Wednesday night, in front of a giant neon lightning bolt, Tilda Swinton gave a poetic speech to a room that included David Bowie. She spoke fondly about “every alien’s favorite cousin” and “that gingery boney pinky whitey person.” The occasion was the launch of the “David Bowie Is” retrospective at the V&A Museum in London. As if it wasn’t clear it was a night for freaks, she used the word seven times.

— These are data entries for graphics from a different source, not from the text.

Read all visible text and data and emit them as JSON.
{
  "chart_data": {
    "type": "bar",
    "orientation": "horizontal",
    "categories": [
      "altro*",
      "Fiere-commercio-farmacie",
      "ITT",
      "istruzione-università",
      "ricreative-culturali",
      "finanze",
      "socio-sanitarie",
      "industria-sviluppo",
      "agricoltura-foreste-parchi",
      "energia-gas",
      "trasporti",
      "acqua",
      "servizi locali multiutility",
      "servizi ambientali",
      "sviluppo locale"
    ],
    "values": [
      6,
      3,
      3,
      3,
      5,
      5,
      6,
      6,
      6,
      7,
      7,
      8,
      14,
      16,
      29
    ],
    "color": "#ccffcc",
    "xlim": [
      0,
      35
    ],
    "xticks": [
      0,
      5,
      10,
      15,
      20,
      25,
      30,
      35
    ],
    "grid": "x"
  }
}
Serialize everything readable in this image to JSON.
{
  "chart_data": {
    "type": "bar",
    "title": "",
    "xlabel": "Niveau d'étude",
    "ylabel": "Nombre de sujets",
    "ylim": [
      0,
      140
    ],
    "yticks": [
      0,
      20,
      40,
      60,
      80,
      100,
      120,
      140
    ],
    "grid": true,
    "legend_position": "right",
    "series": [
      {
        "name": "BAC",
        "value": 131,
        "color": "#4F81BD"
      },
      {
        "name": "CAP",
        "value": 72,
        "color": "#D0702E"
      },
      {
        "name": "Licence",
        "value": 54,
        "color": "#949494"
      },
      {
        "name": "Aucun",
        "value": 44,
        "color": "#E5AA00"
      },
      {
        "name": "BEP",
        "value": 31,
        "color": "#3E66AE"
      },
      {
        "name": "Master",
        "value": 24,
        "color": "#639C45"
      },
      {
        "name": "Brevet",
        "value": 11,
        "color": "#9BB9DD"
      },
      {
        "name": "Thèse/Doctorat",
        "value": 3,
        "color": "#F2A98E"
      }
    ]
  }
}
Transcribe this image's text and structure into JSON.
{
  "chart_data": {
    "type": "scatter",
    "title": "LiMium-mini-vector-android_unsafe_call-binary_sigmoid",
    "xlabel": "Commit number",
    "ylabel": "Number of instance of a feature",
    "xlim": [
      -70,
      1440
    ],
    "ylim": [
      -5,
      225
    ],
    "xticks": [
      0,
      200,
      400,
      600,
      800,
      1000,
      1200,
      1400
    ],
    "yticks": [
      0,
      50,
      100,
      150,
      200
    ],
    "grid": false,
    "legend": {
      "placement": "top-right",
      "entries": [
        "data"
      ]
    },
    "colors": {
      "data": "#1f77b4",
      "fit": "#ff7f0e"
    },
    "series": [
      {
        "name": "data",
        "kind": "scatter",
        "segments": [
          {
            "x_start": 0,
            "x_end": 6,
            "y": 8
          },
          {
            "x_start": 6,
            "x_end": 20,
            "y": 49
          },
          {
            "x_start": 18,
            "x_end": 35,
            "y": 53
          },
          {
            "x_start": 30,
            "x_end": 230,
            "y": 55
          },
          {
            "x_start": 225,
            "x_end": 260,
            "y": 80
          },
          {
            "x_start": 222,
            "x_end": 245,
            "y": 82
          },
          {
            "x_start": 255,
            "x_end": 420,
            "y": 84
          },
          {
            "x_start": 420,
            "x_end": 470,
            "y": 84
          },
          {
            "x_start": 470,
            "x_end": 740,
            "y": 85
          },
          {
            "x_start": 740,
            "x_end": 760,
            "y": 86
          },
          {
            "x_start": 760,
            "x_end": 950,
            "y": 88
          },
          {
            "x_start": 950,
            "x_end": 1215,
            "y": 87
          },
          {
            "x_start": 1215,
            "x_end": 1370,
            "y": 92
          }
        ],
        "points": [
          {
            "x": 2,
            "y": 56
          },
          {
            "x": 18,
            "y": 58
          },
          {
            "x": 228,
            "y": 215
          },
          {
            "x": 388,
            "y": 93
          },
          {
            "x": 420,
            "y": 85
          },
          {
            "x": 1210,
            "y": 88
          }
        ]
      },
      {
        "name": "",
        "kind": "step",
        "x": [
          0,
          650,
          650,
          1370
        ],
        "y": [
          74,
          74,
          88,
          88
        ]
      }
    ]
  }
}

That must have worn her out because all day today she could be found resting at MoMA in New York, in an unannounced live display called The Maybe. For the entire day she reposed atop a mattress and pillow in a glass box, with her glasses and a jug of water next to her. Concerning the work, MoMA has only released this statement that reads, in part: “Tilda Swinton will be doing unannounced, random performance art pieces sleeping in a glass box in the museum…Today is the first performance. Each performance lasts the whole day the museum is open…An integral part of The Maybe’s incarnation at MoMA in 2013 is that there is no published schedule for its appearance, no artist’s statement released, no no museum statement beyond this brief context, no public profile or image issued. Those who find it chance upon it for themselves, live and in real—shared—time: now we see it, now we don’t.”

Swinton has performed her sleep art before, first in 1995 at the Serpentine Gallery in London, and again at the Museo Barracco in Rome.